# bought an i7 2600k want opinion on power supply



## ozziesironman (Jun 30, 2010)

I'm fine with my i3 2120 or whatever it is.... but I got a deal on an i7 2600k. (65 bucks). which brings me to my question....

im looking at video cards. maybe a GTX 970. however, my power supply is a 600w or 650w (can't remember exactly what it is, but its one of those). I got bored and gored out a powermac G5 case and put an ATX in it, and put the power supply in the G5 PS casing. 

from what im reading, that should be good enough, since I don't plan on SLI or anything. However, I do plan on overclocking it a bit. maybe 4GHz. 

would it be a good idea to upgrade the power supply? its a carryover from my old system, it powered a q6600 at 3.6GHz for a couple years, along with a 560Ti. still going strong, voltages in the bios are VERY stable, very little jitter. (corsair) so I don't have any worries about it going out anytime soon.... 

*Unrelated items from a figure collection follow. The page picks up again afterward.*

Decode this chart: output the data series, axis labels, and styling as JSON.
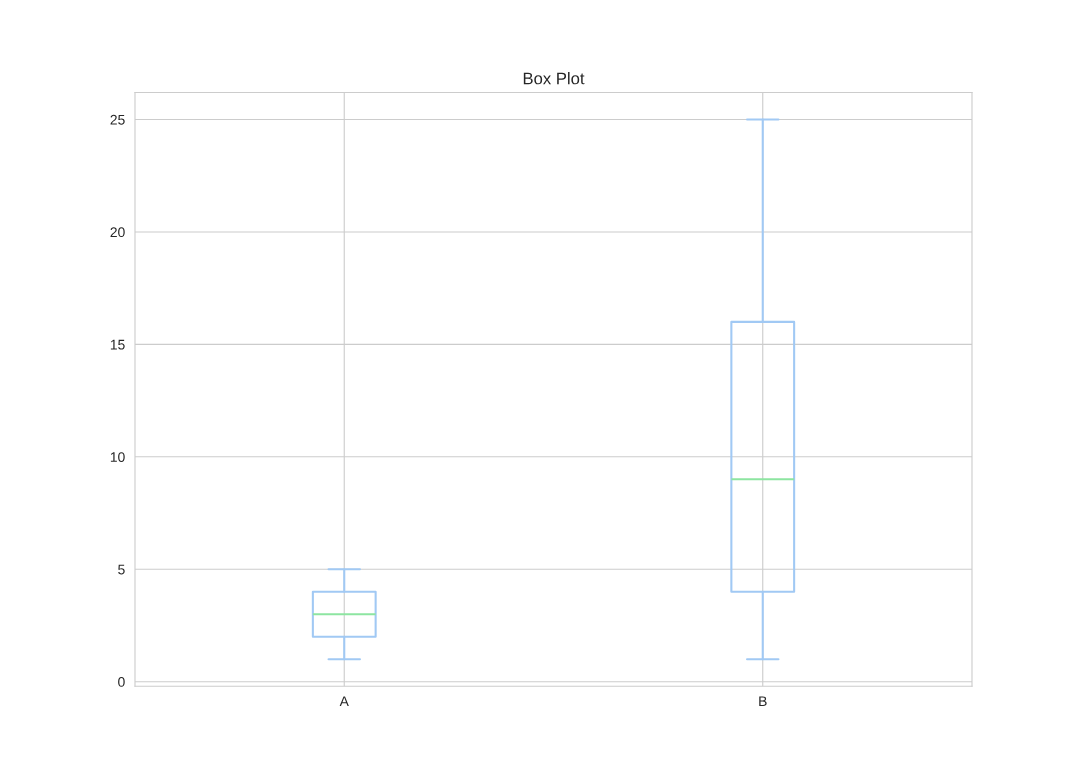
{
  "chart_data": {
    "type": "box",
    "title": "Box Plot",
    "categories": [
      "A",
      "B"
    ],
    "series": [
      {
        "color": "#a1c9f4",
        "boxes": [
          {
            "low": 1,
            "q1": 2,
            "median": 3,
            "q3": 4,
            "high": 5
          },
          {
            "low": 1,
            "q1": 4,
            "median": 9,
            "q3": 16,
            "high": 25
          }
        ]
      }
    ],
    "ylim": [
      -0.2,
      26.2
    ],
    "yticks": [
      0,
      5,
      10,
      15,
      20,
      25
    ],
    "grid": true
  }
}
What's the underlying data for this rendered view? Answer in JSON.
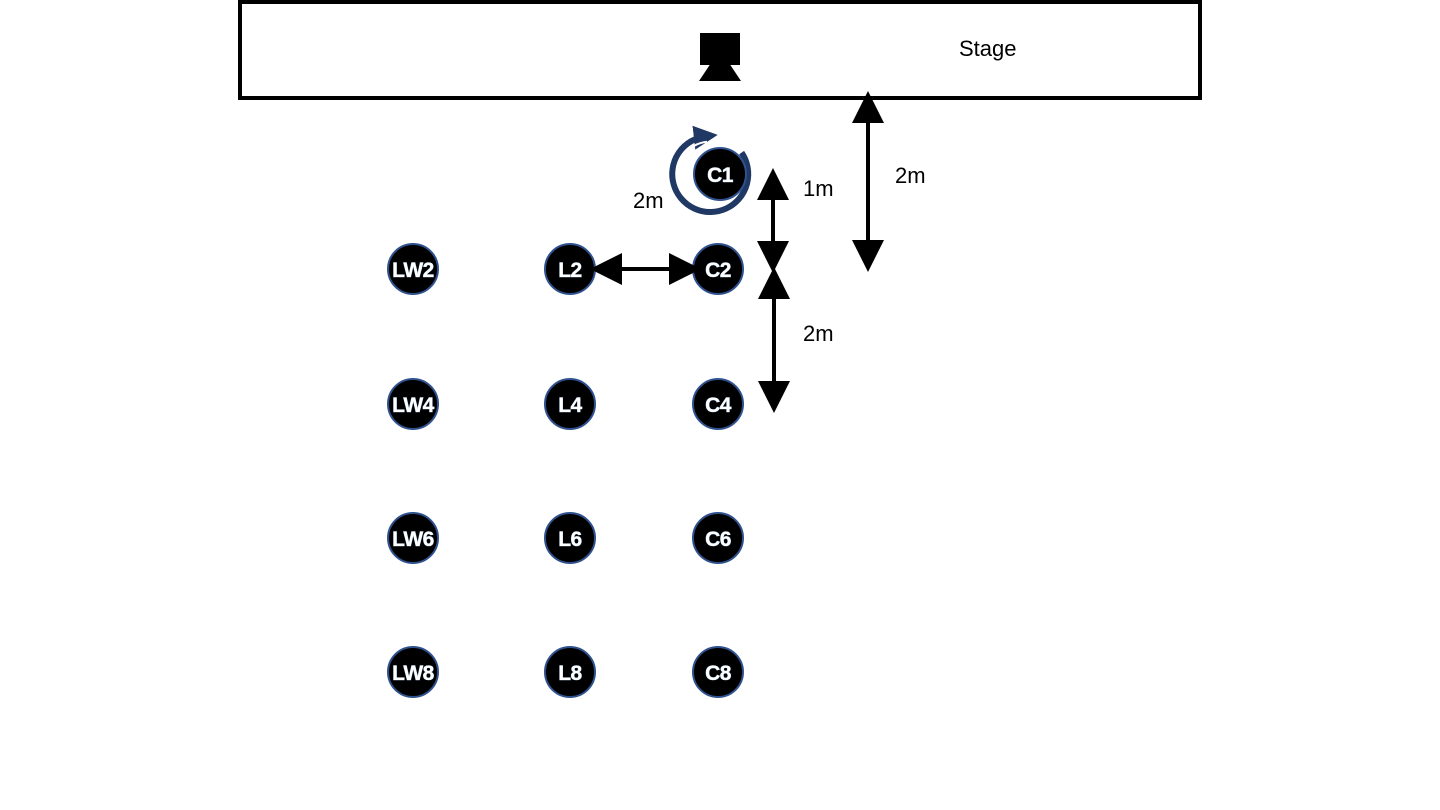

so with an i7 at 4GHz, maybe a little more, and a 970 or higher, 32GB of DDR3, 240GB Samsung evo ssd and 1TB WD 7200rpm, a 600-650W PS should be able to handle the load, right?

im seeing stuff over on toms about overclocked i7s running at sub 200w. ....whether I believe it, I don't know.


----------



## bassfisher6522 (Jul 22, 2012)

Then minimum requirement for that GTX 970 is a 500 watt PSU, then factor in all your components. To get a pretty good idea of total wattage needed, use one of those PSU calculators and just input your information. I would say with with a 650 watt PSU, you should be fine. Personally I would opt for a 750 watt for any immediate add on's....and for future upgrades.


----------



## z28man (Apr 4, 2017)

600-650w should be plenty fine, even for overclocking as long as you don't add another card. I'm curious though on the quality of the power supply. Can you tell us what brand and maybe model? Should say on the sticker. I agree with bassfisher though, if you're planning on adding anymore, keep a new PSU in mind.


----------